Discussing the proposed LLM (which, we argue, should be called ChatGB if it ever goes into production), Lord Tarassenko pointed out that big tech has already seized the advantage and is racing ahead of the old world in Britain and Europe.

"The House of Lords Select Committee report on large language models called for a 'sovereign LLM capability', but it would be pointless, because of the prohibitive costs, to compete with US big tech companies in training hyperscale LLMs such as GPT-4 or Gemini," he said.

"Instead... we should be backing UK companies developing trustworthy AI using medium-scale LLMs and proprietary datasets, giving them privileged access to our sovereign data assets."

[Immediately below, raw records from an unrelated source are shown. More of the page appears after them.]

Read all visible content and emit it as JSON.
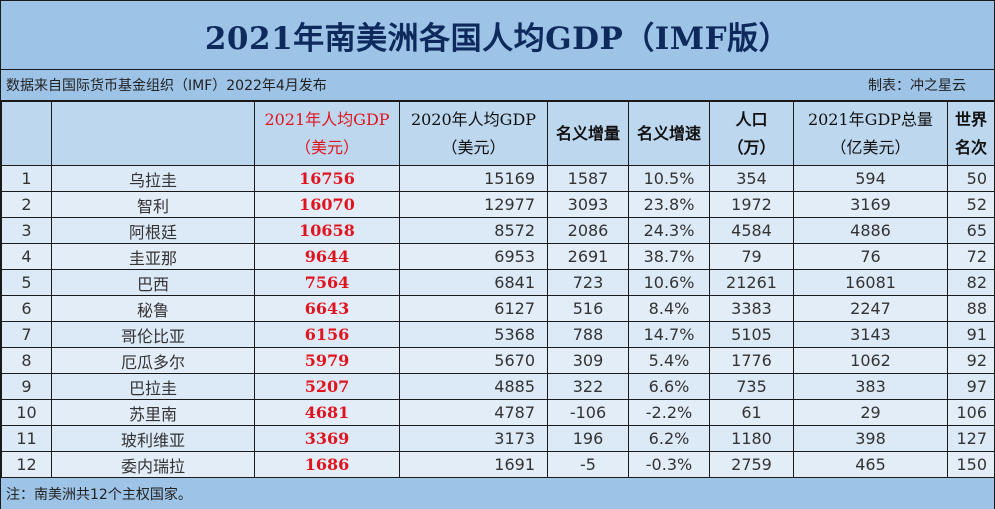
{
  "title": "2021年南美洲各国人均GDP（IMF版）",
  "source": "数据来自国际货币基金组织（IMF）2022年4月发布",
  "author": "制表：冲之星云",
  "colors": {
    "title_text": "#0e2a5c",
    "bar_bg": "#9dc3e6",
    "header_bg": "#bdd7ee",
    "row_bg": "#dce9f6",
    "highlight_red": "#e0141e"
  },
  "headers": {
    "rank": "",
    "country": "",
    "gdp_pc_2021": [
      "2021年人均GDP",
      "（美元）"
    ],
    "gdp_pc_2020": [
      "2020年人均GDP",
      "（美元）"
    ],
    "nominal_increase": "名义增量",
    "nominal_growth": "名义增速",
    "population": [
      "人口",
      "（万）"
    ],
    "gdp_total_2021": [
      "2021年GDP总量",
      "（亿美元）"
    ],
    "world_rank": [
      "世界",
      "名次"
    ]
  },
  "rows": [
    {
      "rank": "1",
      "country": "乌拉圭",
      "gdp_pc_2021": "16756",
      "gdp_pc_2020": "15169",
      "nominal_increase": "1587",
      "nominal_growth": "10.5%",
      "population": "354",
      "gdp_total_2021": "594",
      "world_rank": "50"
    },
    {
      "rank": "2",
      "country": "智利",
      "gdp_pc_2021": "16070",
      "gdp_pc_2020": "12977",
      "nominal_increase": "3093",
      "nominal_growth": "23.8%",
      "population": "1972",
      "gdp_total_2021": "3169",
      "world_rank": "52"
    },
    {
      "rank": "3",
      "country": "阿根廷",
      "gdp_pc_2021": "10658",
      "gdp_pc_2020": "8572",
      "nominal_increase": "2086",
      "nominal_growth": "24.3%",
      "population": "4584",
      "gdp_total_2021": "4886",
      "world_rank": "65"
    },
    {
      "rank": "4",
      "country": "圭亚那",
      "gdp_pc_2021": "9644",
      "gdp_pc_2020": "6953",
      "nominal_increase": "2691",
      "nominal_growth": "38.7%",
      "population": "79",
      "gdp_total_2021": "76",
      "world_rank": "72"
    },
    {
      "rank": "5",
      "country": "巴西",
      "gdp_pc_2021": "7564",
      "gdp_pc_2020": "6841",
      "nominal_increase": "723",
      "nominal_growth": "10.6%",
      "population": "21261",
      "gdp_total_2021": "16081",
      "world_rank": "82"
    },
    {
      "rank": "6",
      "country": "秘鲁",
      "gdp_pc_2021": "6643",
      "gdp_pc_2020": "6127",
      "nominal_increase": "516",
      "nominal_growth": "8.4%",
      "population": "3383",
      "gdp_total_2021": "2247",
      "world_rank": "88"
    },
    {
      "rank": "7",
      "country": "哥伦比亚",
      "gdp_pc_2021": "6156",
      "gdp_pc_2020": "5368",
      "nominal_increase": "788",
      "nominal_growth": "14.7%",
      "population": "5105",
      "gdp_total_2021": "3143",
      "world_rank": "91"
    },
    {
      "rank": "8",
      "country": "厄瓜多尔",
      "gdp_pc_2021": "5979",
      "gdp_pc_2020": "5670",
      "nominal_increase": "309",
      "nominal_growth": "5.4%",
      "population": "1776",
      "gdp_total_2021": "1062",
      "world_rank": "92"
    },
    {
      "rank": "9",
      "country": "巴拉圭",
      "gdp_pc_2021": "5207",
      "gdp_pc_2020": "4885",
      "nominal_increase": "322",
      "nominal_growth": "6.6%",
      "population": "735",
      "gdp_total_2021": "383",
      "world_rank": "97"
    },
    {
      "rank": "10",
      "country": "苏里南",
      "gdp_pc_2021": "4681",
      "gdp_pc_2020": "4787",
      "nominal_increase": "-106",
      "nominal_growth": "-2.2%",
      "population": "61",
      "gdp_total_2021": "29",
      "world_rank": "106"
    },
    {
      "rank": "11",
      "country": "玻利维亚",
      "gdp_pc_2021": "3369",
      "gdp_pc_2020": "3173",
      "nominal_increase": "196",
      "nominal_growth": "6.2%",
      "population": "1180",
      "gdp_total_2021": "398",
      "world_rank": "127"
    },
    {
      "rank": "12",
      "country": "委内瑞拉",
      "gdp_pc_2021": "1686",
      "gdp_pc_2020": "1691",
      "nominal_increase": "-5",
      "nominal_growth": "-0.3%",
      "population": "2759",
      "gdp_total_2021": "465",
      "world_rank": "150"
    }
  ],
  "footnote": "注：南美洲共12个主权国家。"
}
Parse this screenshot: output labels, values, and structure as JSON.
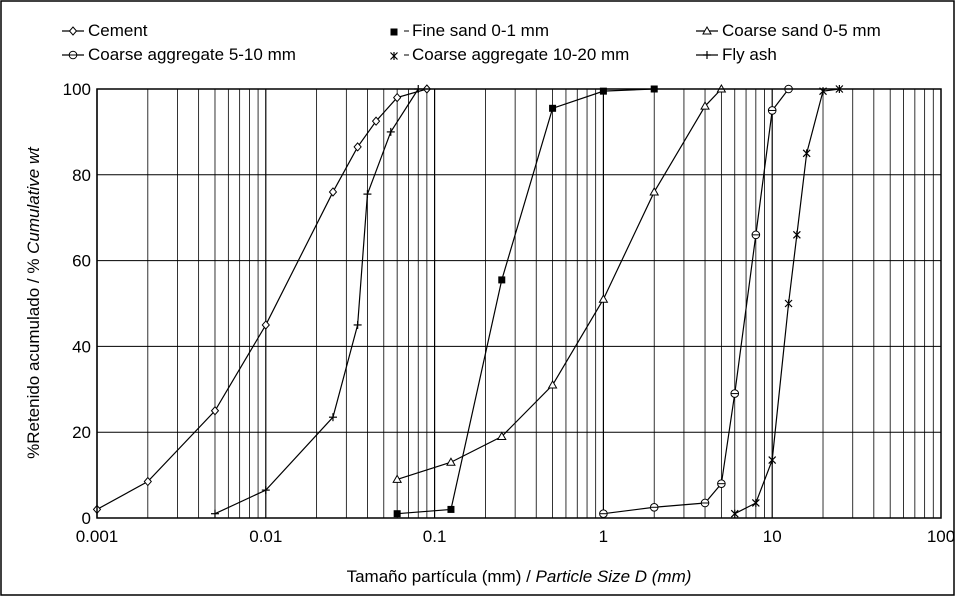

Of the world's most popular LLMs, at least five were made in the US: OpenAI's ChatGPT, Anthropic's Claude, Google's Gemini, Meta's LLaMA 2, and X's Grok.

The French company Mistral has made LLMs, as has China's Baidu and Germany's Aleph Alpha.

Whilst a number of British firms are working in the LLM space, none of them (to the best of our knowledge) have become household names.

Meanwhile, in the US, the erstwhile Liberal Democrat leader Nick Clegg announced earlier this week that Meta's open-source models are now being used by government agencies, including the State Department.

Without mentioning the country that gave him a career, Clegg wrote: "In a world where national security is inextricably linked with economic output, innovation, and job growth, widespread adoption of American open source AI models serves both economic and security interests. Other nations - including China and other competitors of the United States - understand this as well, and are racing to develop their own open source models, investing heavily to leap ahead of the U.S."